Consigli DOC: Autosvezzamento

Chi è Carlo Alfaro.
Nato a Sant’Agnello (Napoli), vive a Sorrento. Pediatra, ricopre l’incarico di Dirigente Medico di Pediatria presso l’Ospedale De Luca Rossano di Vico Equense.
E’ consigliere nazionale della Società Italiana di Medicina dell’Adolescenza. Appassionato di divulgazione scientifica e culturale, dal 2015 è giornalista pubblicista.

Quando inizierò lo svezzamento al mio bambino davvero posso fargli provare qualsiasi alimento, come mi suggerisce la mia pediatra che segue l’autosvezzamento?
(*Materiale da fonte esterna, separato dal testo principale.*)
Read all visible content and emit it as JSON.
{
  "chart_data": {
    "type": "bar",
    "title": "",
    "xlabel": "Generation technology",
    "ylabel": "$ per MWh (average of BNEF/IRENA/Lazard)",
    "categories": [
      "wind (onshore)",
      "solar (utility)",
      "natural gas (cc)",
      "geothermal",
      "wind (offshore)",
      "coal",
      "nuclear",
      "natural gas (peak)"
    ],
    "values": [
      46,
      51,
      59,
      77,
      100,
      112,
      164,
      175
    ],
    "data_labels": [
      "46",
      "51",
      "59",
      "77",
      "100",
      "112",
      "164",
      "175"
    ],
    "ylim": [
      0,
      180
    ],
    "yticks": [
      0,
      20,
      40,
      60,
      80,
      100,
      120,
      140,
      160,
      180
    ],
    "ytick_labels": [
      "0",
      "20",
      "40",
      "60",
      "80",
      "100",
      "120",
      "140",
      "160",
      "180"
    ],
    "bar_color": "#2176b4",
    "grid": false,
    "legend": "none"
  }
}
L’auto-svezzamento significa lasciare che il bambino, compiuti i sei mesi, si svezzi da solo durante i pasti dei genitori, chiedendo e ottenendo piccoli assaggi di tutte le portate, spinto dalla sua naturale curiosità e dall’istintiva tendenza a imitare gli adulti.
Naturalmente, ciò richiede che le pietanze della famiglia siano cucinate in modo sano, con alimenti di prima qualità, scegliendo prodotti di stagione e cotture leggere, condimenti poveri di grassi, con poco o assente sale.

Inoltre, si deve tenere scrupolosamente sotto controllo il bambino durante l’assunzione del cibo per il rischio di soffocamento. Per dare il via all’autosvezzamento è importante aspettare che il bambino sia in grado di stare seduto bene da solo e che manifesti interesse nei confronti del cibo che mangiano i genitori.
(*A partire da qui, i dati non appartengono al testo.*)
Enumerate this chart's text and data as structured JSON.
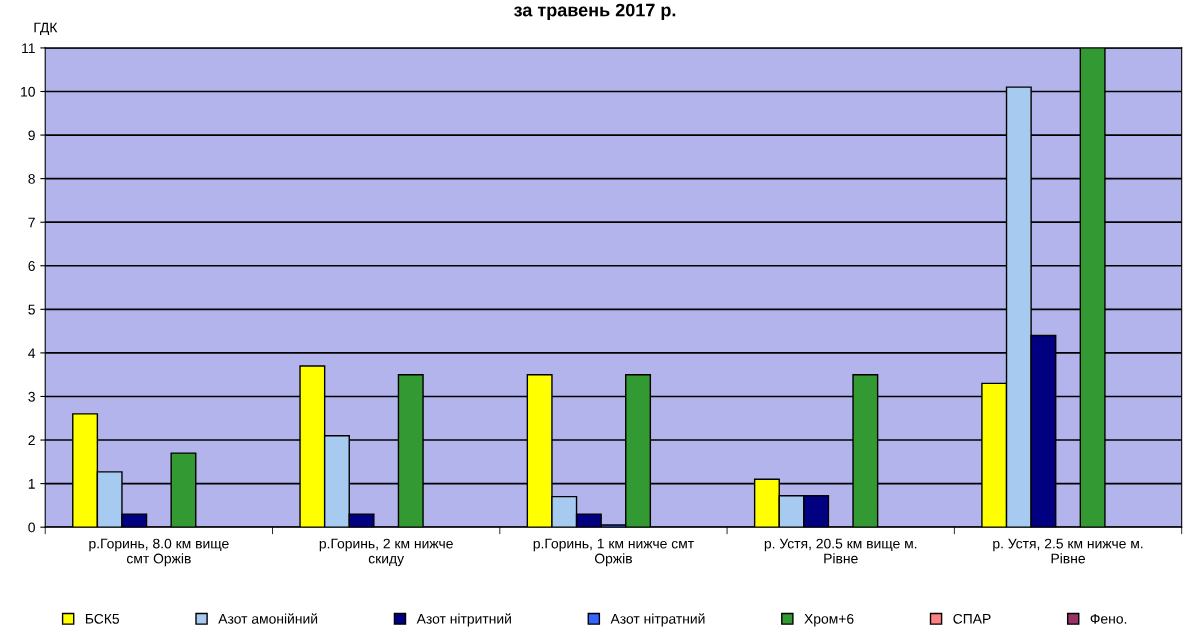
{
  "chart_data": {
    "type": "bar",
    "title": "за травень 2017 р.",
    "ylabel": "ГДК",
    "categories": [
      "р.Горинь, 8.0 км вище\nсмт Оржів",
      "р.Горинь, 2 км нижче\nскиду",
      "р.Горинь, 1 км нижче смт\nОржів",
      "р. Устя, 20.5 км вище м.\nРівне",
      "р. Устя, 2.5 км нижче м.\nРівне"
    ],
    "series": [
      {
        "name": "БСК5",
        "color": "#ffff00",
        "values": [
          2.6,
          3.7,
          3.5,
          1.1,
          3.3
        ]
      },
      {
        "name": "Азот амонійний",
        "color": "#a6caf0",
        "values": [
          1.27,
          2.1,
          0.7,
          0.72,
          10.1
        ]
      },
      {
        "name": "Азот нітритний",
        "color": "#000080",
        "values": [
          0.3,
          0.3,
          0.3,
          0.72,
          4.4
        ]
      },
      {
        "name": "Азот нітратний",
        "color": "#3366ff",
        "values": [
          null,
          null,
          0.05,
          null,
          null
        ]
      },
      {
        "name": "Хром+6",
        "color": "#339933",
        "values": [
          1.7,
          3.5,
          3.5,
          3.5,
          11
        ]
      },
      {
        "name": "СПАР",
        "color": "#ff8080",
        "values": [
          null,
          null,
          null,
          null,
          null
        ]
      },
      {
        "name": "Фено.",
        "color": "#993366",
        "values": [
          null,
          null,
          null,
          null,
          null
        ]
      }
    ],
    "ylim": [
      0,
      11
    ],
    "yticks": [
      0,
      1,
      2,
      3,
      4,
      5,
      6,
      7,
      8,
      9,
      10,
      11
    ],
    "grid": "y",
    "legend": "bottom"
  }
}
Per quanto riguarda le preoccupazioni sulle eventuali reazioni allergiche a determinati alimenti, gli studi hanno dimostrato che non ha senso ritardare l’introduzione di determinati cibi potenzialmente allergizzanti nella dieta del bambino.
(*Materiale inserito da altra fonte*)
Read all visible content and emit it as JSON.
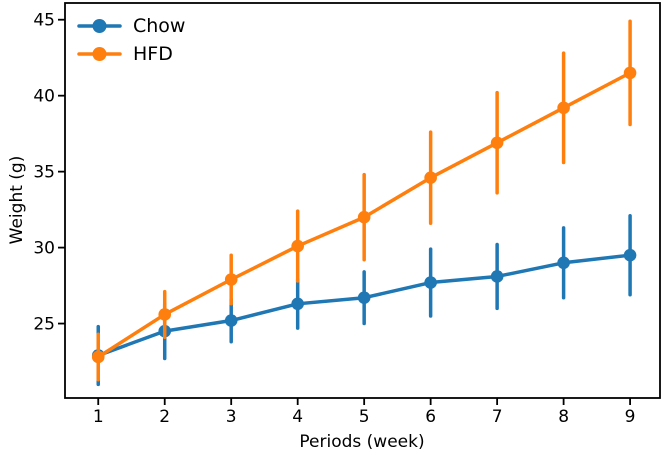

I vantaggi della pratica includono un miglior rapporto dei bambini col cibo, ispirato a maggior libertà, lo stimolo a migliorare la cucina per l’intera famiglia, il risparmio di tempo e spese.
Un rischio è che i cibi per gli adulti, a differenza del baby-food, non sono così rigidamente controllati per la presenza di contaminanti ambientali come microtossine e pesticidi.